As another note, the pulse width modulation function is not often used in SSTCs, except as a very versatile low-freq <1kHz interrupter signal generator ("staccato controller"). The second most common use is to modulate the streamers with audio input and generate a "plasma loudspeaker". As PWM is quite harsh on the transistor switches (hard switching), a better way of modulating is to run at a constant 50% duty cycle and vary the driver frequency, e.g. wobbling or detuning according to the audio input voltage. This smoothly modulates the powerdraw, directly and instantly, instead of chopping a "constant-high-power" input to average-out to a lower power draw.


Simple, basic pulse generators

A simple NE555 timer or preferrably the faster cmos versions like TLC555 work quite well to replace these expensive PWM ICs.

Another alternative is the inexpensive and well available CD4046. It is a simple digital phase locked loop IC, and has a voltage controlled oscillator (VCO) on board. The oscillator generates a precision 50% duty cycle signal at all frequencies. The frequency can be adjusted with the VCO input voltage.

Even a ring buffer oscillator or a simple schmitt-trigger oscillator will work, as long as the frequency is adjustable with a potentiometer or by other means (t.ex. a microcontroller and external DAC).

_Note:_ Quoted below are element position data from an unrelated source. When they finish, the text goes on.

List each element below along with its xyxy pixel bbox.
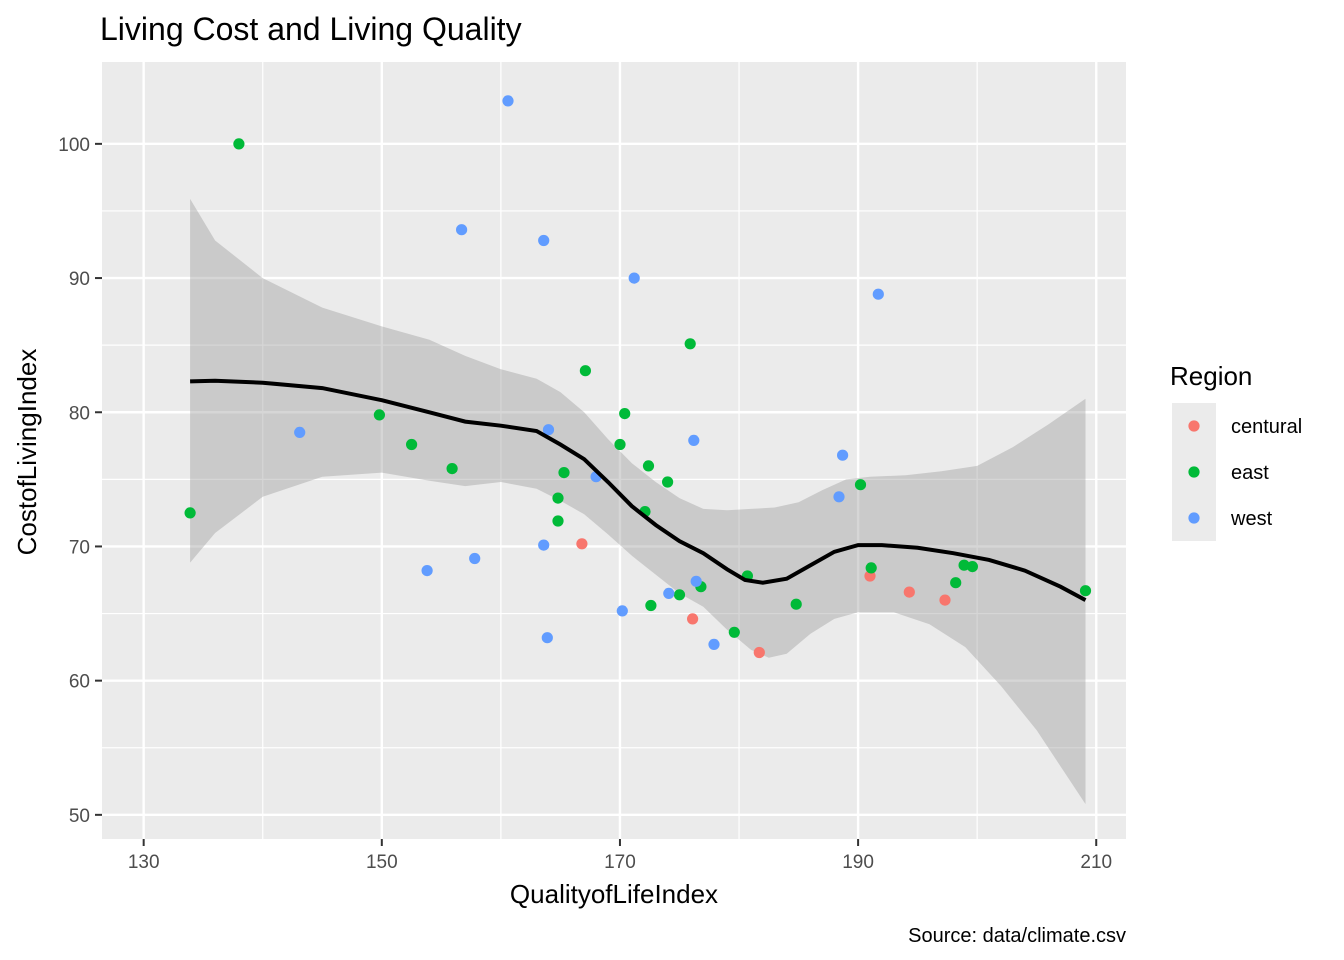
x-tick-label: 190 <box>842 852 874 873</box>
y-tick-label: 80 <box>69 403 90 424</box>
point-west <box>538 234 550 247</box>
legend-swatch-centural <box>1188 420 1200 432</box>
point-east <box>373 409 385 421</box>
point-east <box>950 577 962 589</box>
x-tick-label: 150 <box>366 852 398 873</box>
point-east <box>790 598 802 610</box>
point-east <box>645 599 657 612</box>
point-east <box>854 479 867 491</box>
x-axis-title: QualityofLifeIndex <box>510 879 718 909</box>
y-axis-title: CostofLivingIndex <box>12 349 42 556</box>
point-east <box>865 562 877 574</box>
chart-title: Living Cost and Living Quality <box>100 11 522 47</box>
point-east <box>673 589 686 601</box>
point-centural <box>753 646 765 659</box>
point-west <box>538 539 550 551</box>
legend-label-centural: centural <box>1231 416 1302 438</box>
point-east <box>619 408 631 420</box>
point-west <box>421 565 433 577</box>
point-east <box>184 507 196 519</box>
point-east <box>966 561 979 573</box>
legend: Region centural east west <box>1170 361 1302 541</box>
data-points <box>184 95 1092 659</box>
x-tick-label: 210 <box>1080 852 1112 873</box>
point-east <box>446 463 458 475</box>
y-tick-label: 70 <box>69 537 90 558</box>
y-tick-label: 50 <box>69 806 90 827</box>
point-east <box>552 515 564 527</box>
point-east <box>406 438 418 451</box>
point-east <box>958 559 970 571</box>
legend-swatch-west <box>1188 512 1200 524</box>
legend-swatch-east <box>1188 466 1200 478</box>
point-west <box>872 288 884 300</box>
point-centural <box>687 613 699 625</box>
point-east <box>728 626 740 638</box>
point-west <box>690 575 702 587</box>
point-east <box>662 476 674 488</box>
x-tick-label: 170 <box>604 852 636 873</box>
point-centural <box>939 594 951 606</box>
x-tick-label: 130 <box>128 852 160 873</box>
y-tick-label: 90 <box>69 269 90 290</box>
legend-label-west: west <box>1230 508 1273 530</box>
point-west <box>456 224 468 236</box>
point-west <box>502 95 514 107</box>
y-axis: 50 60 70 80 90 100 <box>58 135 102 827</box>
point-east <box>552 492 564 504</box>
chart-caption: Source: data/climate.csv <box>908 925 1126 947</box>
point-east <box>684 338 696 350</box>
point-west <box>294 426 306 438</box>
point-east <box>233 138 245 150</box>
point-east <box>1079 585 1092 597</box>
point-west <box>837 449 849 461</box>
grid-minor <box>102 62 1126 839</box>
legend-label-east: east <box>1231 462 1269 484</box>
plot-panel <box>102 62 1126 839</box>
point-east <box>642 460 655 472</box>
point-east <box>558 467 570 479</box>
point-east <box>579 365 592 377</box>
point-west <box>541 632 553 644</box>
y-tick-label: 100 <box>58 135 90 156</box>
point-centural <box>903 586 915 598</box>
point-west <box>688 434 700 446</box>
point-centural <box>576 538 588 550</box>
point-west <box>833 491 845 503</box>
confidence-band <box>190 198 1086 805</box>
point-west <box>616 605 628 617</box>
point-east <box>614 438 626 451</box>
y-tick-label: 60 <box>69 672 90 693</box>
point-west <box>542 424 555 436</box>
smooth-line <box>190 378 1087 602</box>
x-axis: 130 150 170 190 210 <box>128 839 1112 873</box>
grid-major <box>102 62 1126 839</box>
legend-title: Region <box>1170 361 1252 391</box>
point-west <box>663 587 675 600</box>
point-west <box>708 638 720 651</box>
point-west <box>628 272 640 284</box>
point-west <box>469 552 481 565</box>
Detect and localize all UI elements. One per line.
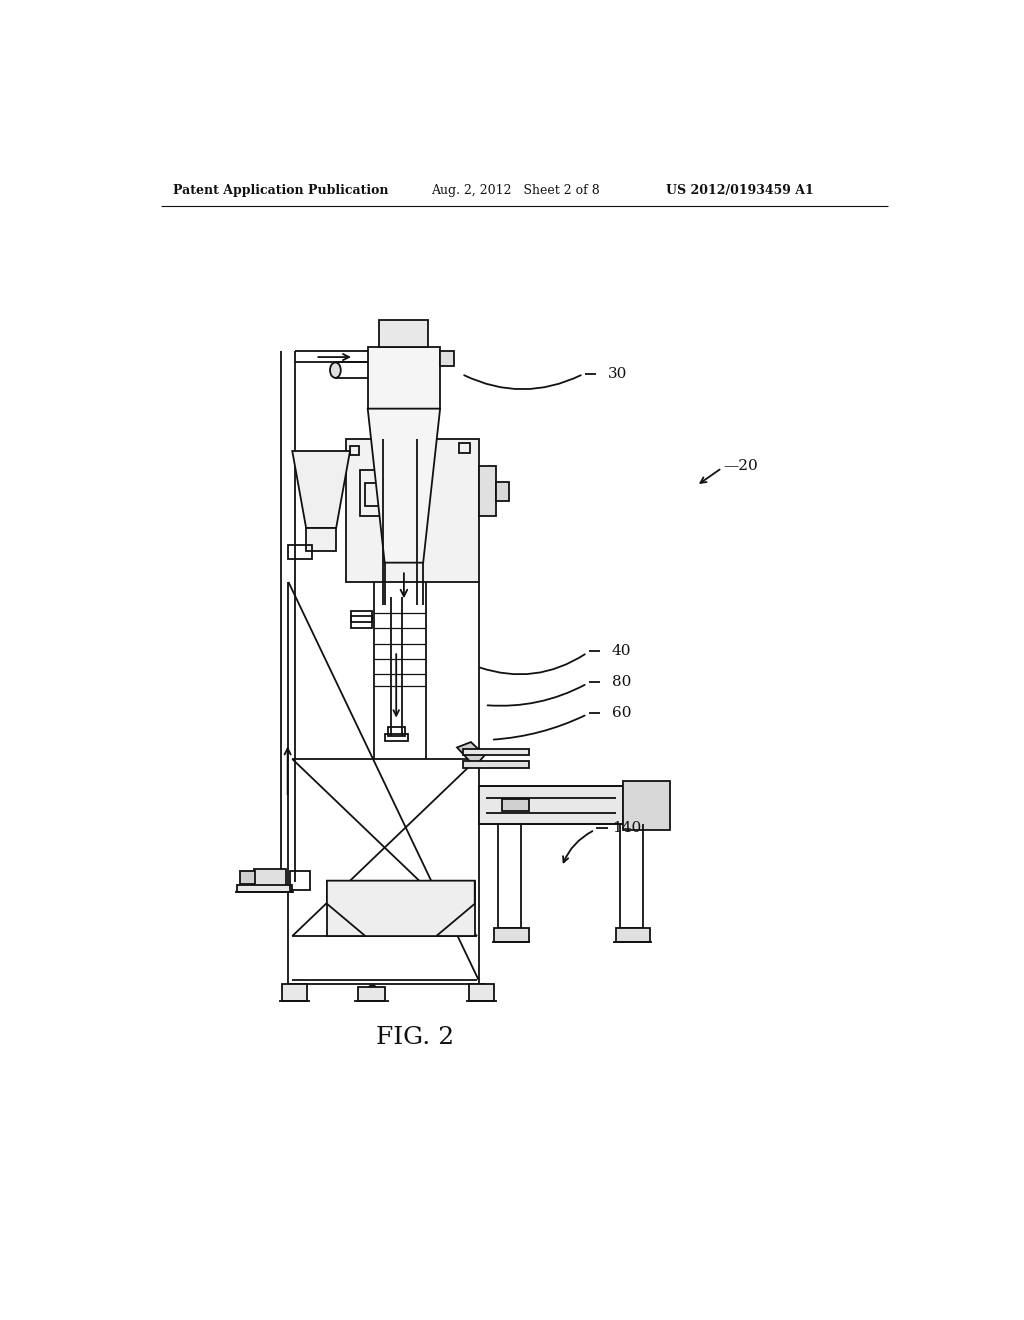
Text: 30: 30 — [608, 367, 628, 381]
Bar — [240, 871, 255, 884]
Bar — [460, 442, 470, 453]
Text: Aug. 2, 2012   Sheet 2 of 8: Aug. 2, 2012 Sheet 2 of 8 — [431, 185, 600, 197]
Ellipse shape — [330, 363, 341, 378]
Text: US 2012/0193459 A1: US 2012/0193459 A1 — [666, 185, 813, 197]
Text: Patent Application Publication: Patent Application Publication — [173, 185, 388, 197]
Text: —20: —20 — [724, 459, 758, 474]
Bar — [624, 780, 670, 830]
Bar — [494, 928, 528, 942]
Bar — [478, 466, 496, 516]
Bar — [327, 880, 475, 936]
Bar — [496, 482, 509, 502]
Bar — [346, 440, 478, 582]
Bar — [360, 470, 404, 516]
Bar — [351, 611, 373, 628]
Bar — [502, 799, 528, 812]
Polygon shape — [368, 409, 440, 562]
Bar — [290, 871, 310, 890]
Bar — [237, 884, 292, 892]
Bar — [283, 983, 307, 1001]
Bar — [469, 983, 494, 1001]
Bar — [478, 785, 624, 825]
Bar — [351, 615, 373, 622]
Bar — [463, 760, 528, 768]
Text: 60: 60 — [611, 706, 632, 719]
Bar — [350, 446, 359, 455]
Bar — [388, 726, 404, 737]
Bar — [254, 869, 286, 886]
Polygon shape — [327, 880, 475, 936]
Bar — [379, 321, 428, 347]
Bar — [368, 347, 440, 409]
Bar — [463, 748, 528, 755]
Text: 140: 140 — [611, 821, 641, 836]
Text: FIG. 2: FIG. 2 — [377, 1026, 455, 1049]
Text: 40: 40 — [611, 644, 632, 659]
Bar — [306, 528, 336, 552]
Bar — [385, 734, 408, 742]
Bar — [357, 987, 385, 1001]
Polygon shape — [457, 742, 484, 767]
Bar — [440, 351, 454, 367]
Bar — [289, 545, 311, 558]
Text: 80: 80 — [611, 675, 631, 689]
Polygon shape — [292, 451, 350, 528]
Bar — [365, 483, 394, 507]
Bar — [615, 928, 650, 942]
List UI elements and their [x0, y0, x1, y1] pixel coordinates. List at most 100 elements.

Microcontroller output clock generators like the one in AT89C52 or some PICs and AVRs are not so good. They do give a constant 50% duty cycle, but the frequency is only adjustable in crude steps, and the step size grows linearly when moving from low to high frequencies. Usually
outFreq ~= clockFreq / (65536-counterValue)

A SSTC can also be run without any fixed pulse/frequency generator. Just take a feedback signal from the secondary coil (base current probe, antenna). Add some weak noise to the feedback signal. Overamplify (ultrafast analog comparator etc) the result such that it clips into a square wave - the drive signal for the SSTC. The TC secondary sort of acts as its own drive frequency generator, and the system is always instantly in-tune.